Interior Design: You Can Tell a Book by Its Insides
by Tamara Dever
Poor interior design is a silent killer. Oh, you may notice you’re having trouble getting reviews or great shelf placement. If you get past those hurdles, you may suspect that potential buyers are picking the book up and putting it back down—before heading to the register. And then you may be tempted to blame overwhelmed reviewers or finicky distributors or booksellers hooked on blockbusters.
But the culprit may well be a poorly designed interior. What does a poor design kill? Sales, reviews, distributor relationships, and, ultimately, respect. Yup, respect. Doing good business is all about respect. You want to show respect to your readers, to your authors, and to your service providers, and you’d like them to return the sentiment through repeat business and word-of-mouth advertising.
Why is a poorly designed interior a silent killer? Because so many publishers and their authors overlook the contribution interior design can make to success.
It’s common knowledge that the cover is all-important when it comes to grabbing attention. What’s not generally known is that the interior helps those with buying power make the decision to purchase your book, or not.
Think about it. Once you pick up a book, what do you do? You look at the cover, scan the back, and then flip through the pages. Do you take time to read the pages? Probably not, or at least not many of them.
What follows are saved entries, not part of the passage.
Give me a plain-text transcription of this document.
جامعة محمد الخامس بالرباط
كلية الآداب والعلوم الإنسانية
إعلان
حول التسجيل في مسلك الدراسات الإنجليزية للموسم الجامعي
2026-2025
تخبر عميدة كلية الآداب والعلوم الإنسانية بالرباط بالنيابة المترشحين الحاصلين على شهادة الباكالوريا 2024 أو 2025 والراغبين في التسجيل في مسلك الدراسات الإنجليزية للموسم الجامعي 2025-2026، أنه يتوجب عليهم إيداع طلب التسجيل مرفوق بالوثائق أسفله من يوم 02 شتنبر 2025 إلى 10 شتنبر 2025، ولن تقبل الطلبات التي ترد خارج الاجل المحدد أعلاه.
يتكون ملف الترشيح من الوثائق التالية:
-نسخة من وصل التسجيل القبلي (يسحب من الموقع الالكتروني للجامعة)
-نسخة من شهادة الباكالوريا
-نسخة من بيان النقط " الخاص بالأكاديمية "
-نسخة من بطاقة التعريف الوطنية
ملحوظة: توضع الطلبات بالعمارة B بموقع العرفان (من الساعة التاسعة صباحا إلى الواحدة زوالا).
If the interior isn’t inviting, if you spot an error, or if the type is hard to read, you will move on.
The front cover may be a book’s billboard and the back its advertisement, but the interior drives the sale.
Design Builds a Brand
It’s your duty as publisher to provide the best possible experience for your buyers. All too often a quality interior is sacrificed for a great cover when they should be given equal importance. Each needs to reflect the book’s subject matter, voice, and audience. The interior also needs to continue the design and flavor of the cover. This raises the perceived value of your product by branding it throughout.
Branding? Yes. A book is not only a literary work, but also a product with a package design and brand, not unlike a box of laundry detergent. OK, the book is the more intellectually significant of the two, but they are alike in that both the book and the detergent are out there competing for attention—and dollars.
Smart publishers know that quality interior design shows that they care about their readers, and that satisfied readers will ask for more books.
And smart publishers who value well-done interiors score points with distributors and retailers both. Why? Because customers see that your publishing brand means quality throughout—and quality sells. Eric Kampmann, president of Midpoint Trade Books, says: “A professionally designed interior is one of our top three criteria for accepting a book for distribution.”
Smoothing the Path Through the Words
The first rule of good interior design is to be a slave to the reader. Nothing is a higher priority than assisting the reader through the written words in a seamless, flowing, and unhampered manner. Unless the book is an art book or a children’s book, its design should go pretty much unnoticed. At best, embellishments can enhance the reading experience. At worst, they will distract the reader from the book’s purpose.
All interior graphics should share typefaces, treatments, and colors (if the interior has colors) with the cover’s design. The designer must make many decisions to properly integrate the cover’s qualities into the interior. For example:
Is it appropriate to use the cover’s predominant image on every chapter heading page?
Which cover font will work best as the main headings?
Which type family will work best for the body copy, being both readable and complimentary to the other type used?
Will the border or graphic treatment on the cover be appropriate for all internal pages, or just the section intros?
The list is long and the decisions are important, not only individually but as a group.
You can explore the difference between effective and ineffective interior design by looking at the examples. They should help you determine ways to make your books hard for booksellers to keep in stock.
Once you focus on the symptoms and understand the repercussions of amateur-quality interior design—the silent killer—you will be empowered to produce books that will not only survive but thrive in the marketplace.